Domestic, European divisions also at play

Kirton also said domestic political considerations will be a factor for some leaders at the G7 — such as Biden, who is seeking reelection against Donald Trump later this year, and Prime Minister Justin Trudeau, who is looking to hold on to the Liberal stronghold of Toronto-St. Paul's in a byelection on June 24.

"All of the [G7] leaders are quite unpopular domestically," he said. "We Canadians, I guess in downtown Toronto, think of the need for the Liberal Party to get the full support of all citizens of the Jewish faith group living in the riding of Saint Paul's."

Max Bergmann, director for Europe, Russia and Eurasia at the Center for Strategic and International Studies, told journalists in a June 3 briefing he doesn't expect the Middle East conflict to feature prominently on the summit's agenda.

"The Europeans themselves do not have a united position on their approach to the conflict," Bergmann said.

"There are countries like Germany, for instance, that very much has been a long supporter of Israel. And then there are other countries like Spain that have recognized a Palestinian state."

Spain does not have its own membership in the G7 but would be represented at the summit through the EU. Spanish Prime Minister Pedro Sanchez has warned that Israel is headed toward international isolation.

One expert, however, pointed to the harsher tone Biden used regarding Netanyahu in a recent Time Magazine interview conducted before the ceasefire proposal but published days after its announcement.

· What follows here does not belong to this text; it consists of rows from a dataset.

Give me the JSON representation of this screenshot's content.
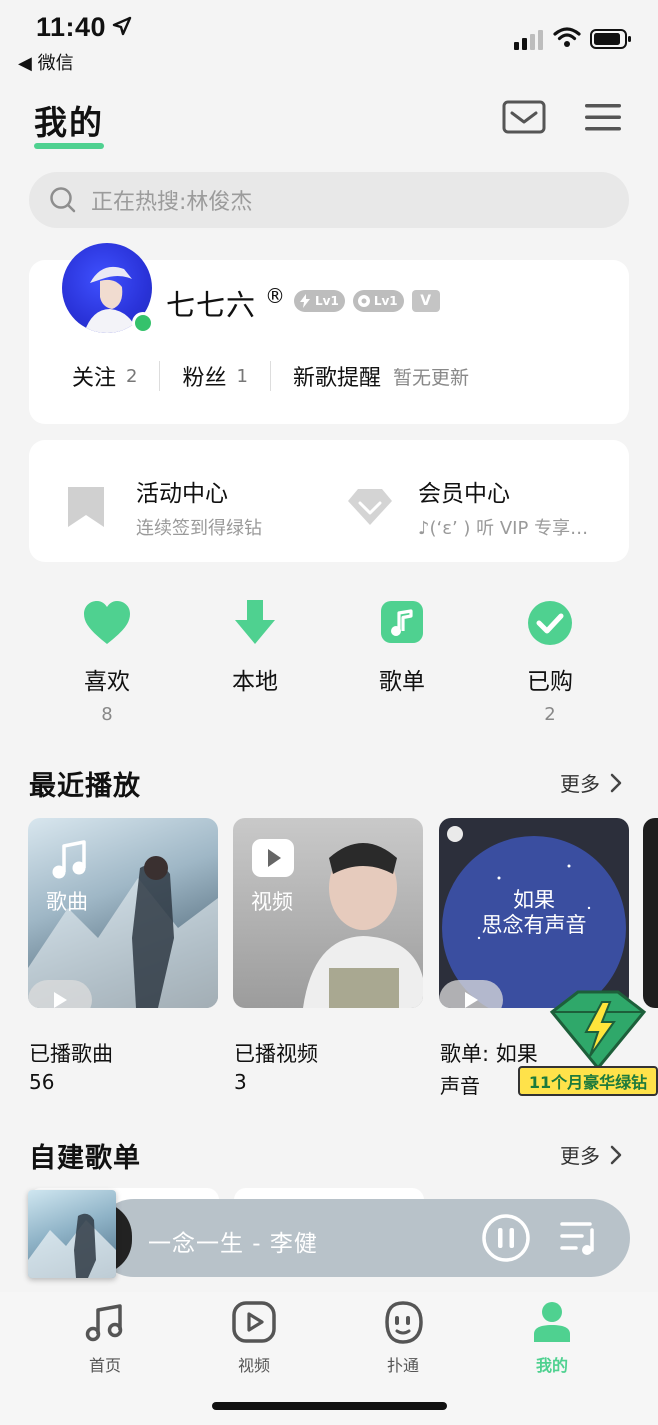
{
  "status_bar": {
    "time": "11:40",
    "back_label": "◀ 微信"
  },
  "header": {
    "title": "我的"
  },
  "search": {
    "placeholder": "正在热搜:林俊杰"
  },
  "profile": {
    "username": "七七六",
    "registered_mark": "®",
    "badges": [
      "Lv1",
      "Lv1",
      "V"
    ],
    "stats": [
      {
        "label": "关注",
        "count": "2"
      },
      {
        "label": "粉丝",
        "count": "1"
      },
      {
        "label": "新歌提醒",
        "hint": "暂无更新"
      }
    ]
  },
  "centers": [
    {
      "title": "活动中心",
      "subtitle": "连续签到得绿钻"
    },
    {
      "title": "会员中心",
      "subtitle": "♪(‘ε’ ) 听 VIP 专享…"
    }
  ],
  "quick_actions": [
    {
      "label": "喜欢",
      "count": "8",
      "icon": "heart-icon"
    },
    {
      "label": "本地",
      "count": "",
      "icon": "download-icon"
    },
    {
      "label": "歌单",
      "count": "",
      "icon": "playlist-icon"
    },
    {
      "label": "已购",
      "count": "2",
      "icon": "check-icon"
    }
  ],
  "recent": {
    "title": "最近播放",
    "more": "更多",
    "items": [
      {
        "tile_label": "歌曲",
        "caption": "已播歌曲",
        "sub": "56"
      },
      {
        "tile_label": "视频",
        "caption": "已播视频",
        "sub": "3"
      },
      {
        "tile_label": "如果\n思念有声音",
        "caption": "歌单: 如果",
        "sub": "声音"
      }
    ]
  },
  "promo": {
    "text": "11个月豪华绿钻"
  },
  "custom_playlists": {
    "title": "自建歌单",
    "more": "更多"
  },
  "player": {
    "track": "一念一生 - 李健"
  },
  "tabs": [
    {
      "label": "首页",
      "icon": "music-note-icon"
    },
    {
      "label": "视频",
      "icon": "video-icon"
    },
    {
      "label": "扑通",
      "icon": "face-icon"
    },
    {
      "label": "我的",
      "icon": "person-icon",
      "active": true
    }
  ],
  "colors": {
    "accent": "#4fd190",
    "text": "#111111",
    "muted": "#9b9b9b"
  }
}
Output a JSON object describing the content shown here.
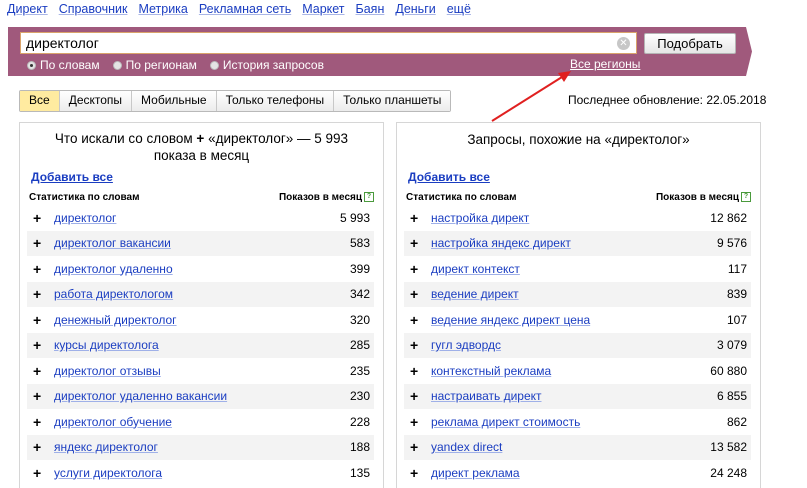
{
  "topnav": [
    "Директ",
    "Справочник",
    "Метрика",
    "Рекламная сеть",
    "Маркет",
    "Баян",
    "Деньги",
    "ещё"
  ],
  "search": {
    "value": "директолог",
    "button": "Подобрать",
    "modes": [
      "По словам",
      "По регионам",
      "История запросов"
    ],
    "selected_mode": "По словам",
    "regions_link": "Все регионы"
  },
  "tabs": [
    "Все",
    "Десктопы",
    "Мобильные",
    "Только телефоны",
    "Только планшеты"
  ],
  "active_tab": "Все",
  "last_update": "Последнее обновление: 22.05.2018",
  "left_panel": {
    "title_line1_pre": "Что искали со словом",
    "title_plus": "+",
    "title_line1_post": "«директолог» — 5 993",
    "title_line2": "показа в месяц",
    "add_all": "Добавить все",
    "col_words": "Статистика по словам",
    "col_shows": "Показов в месяц",
    "rows": [
      {
        "kw": "директолог",
        "count": "5 993"
      },
      {
        "kw": "директолог вакансии",
        "count": "583"
      },
      {
        "kw": "директолог удаленно",
        "count": "399"
      },
      {
        "kw": "работа директологом",
        "count": "342"
      },
      {
        "kw": "денежный директолог",
        "count": "320"
      },
      {
        "kw": "курсы директолога",
        "count": "285"
      },
      {
        "kw": "директолог отзывы",
        "count": "235"
      },
      {
        "kw": "директолог удаленно вакансии",
        "count": "230"
      },
      {
        "kw": "директолог обучение",
        "count": "228"
      },
      {
        "kw": "яндекс директолог",
        "count": "188"
      },
      {
        "kw": "услуги директолога",
        "count": "135"
      }
    ]
  },
  "right_panel": {
    "title": "Запросы, похожие на «директолог»",
    "add_all": "Добавить все",
    "col_words": "Статистика по словам",
    "col_shows": "Показов в месяц",
    "rows": [
      {
        "kw": "настройка директ",
        "count": "12 862"
      },
      {
        "kw": "настройка яндекс директ",
        "count": "9 576"
      },
      {
        "kw": "директ контекст",
        "count": "117"
      },
      {
        "kw": "ведение директ",
        "count": "839"
      },
      {
        "kw": "ведение яндекс директ цена",
        "count": "107"
      },
      {
        "kw": "гугл эдвордс",
        "count": "3 079"
      },
      {
        "kw": "контекстный реклама",
        "count": "60 880"
      },
      {
        "kw": "настраивать директ",
        "count": "6 855"
      },
      {
        "kw": "реклама директ стоимость",
        "count": "862"
      },
      {
        "kw": "yandex direct",
        "count": "13 582"
      },
      {
        "kw": "директ реклама",
        "count": "24 248"
      }
    ]
  },
  "colors": {
    "band": "#a0597c",
    "link": "#1a3dc1",
    "active_tab": "#ffeba0",
    "arrow": "#e02020"
  },
  "icons": [
    "clear-icon",
    "help-icon",
    "plus-icon",
    "radio-icon"
  ]
}
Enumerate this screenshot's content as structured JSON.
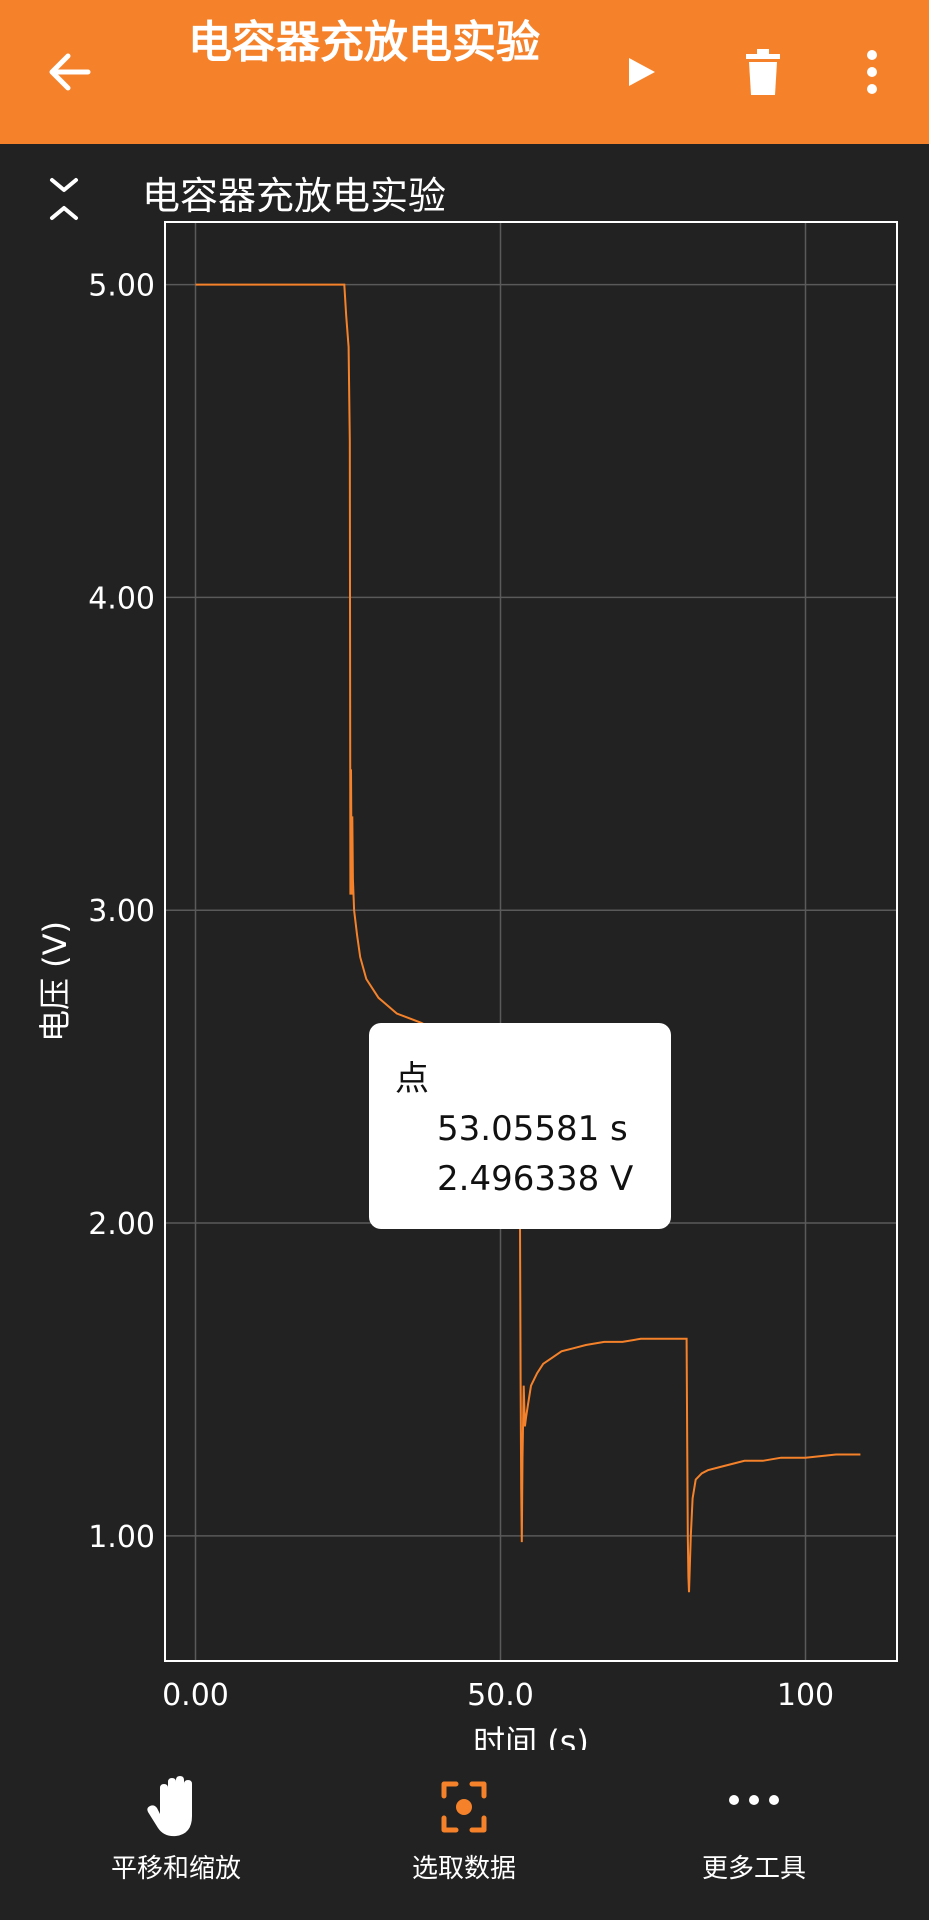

"There could very well be, ironically, a greater unanimity among the G7 on what needs to happen now," said Errol Mendes, professor of international law at the University of Ottawa. "The next few days ... are going to be crucial for that to either solidify or not."

When Biden was asked during that interview if he thought Netanyahu was prolonging the war in Gaza for his own political reasons, he said "there is every reason for people to draw that conclusion."

The G7's official website notes "a key focus" of the upcoming summit "will be the defence of the rules-based international system. Russia's war of aggression on Ukraine has undermined its principles and triggered growing instability, with multiple crises unfolding worldwide. The G7 will give equal importance to the conflict in the Middle East, with its consequences for the global agenda."

Speaking on background to journalists on Friday, a Canadian government official said Prime Minister Trudeau will participate in a working session on the Middle East during the G7 summit.

The official would not say what Canada hopes the meeting will achieve. "I'm not going to speculate about what the leaders will agree on while in Italy," he said.

Adrian Wyld/The Canadian Press
Adrian Wyld/The Canadian Press

On Thursday, Joly posted on the social media platform X that she had spoken with her Jordanian and Saudi counterparts about Gaza, the "urgent need for a ceasefire" and humanitarian assistance, and the need for the release of Israeli hostages.

U.S. Secretary of State Antony Blinken announced a whirlwind trip to the Middle East with stops in Egypt, Israel, Jordan and Qatar in the days leading up to the G7 summit. He's expected to discuss the ceasefire proposal.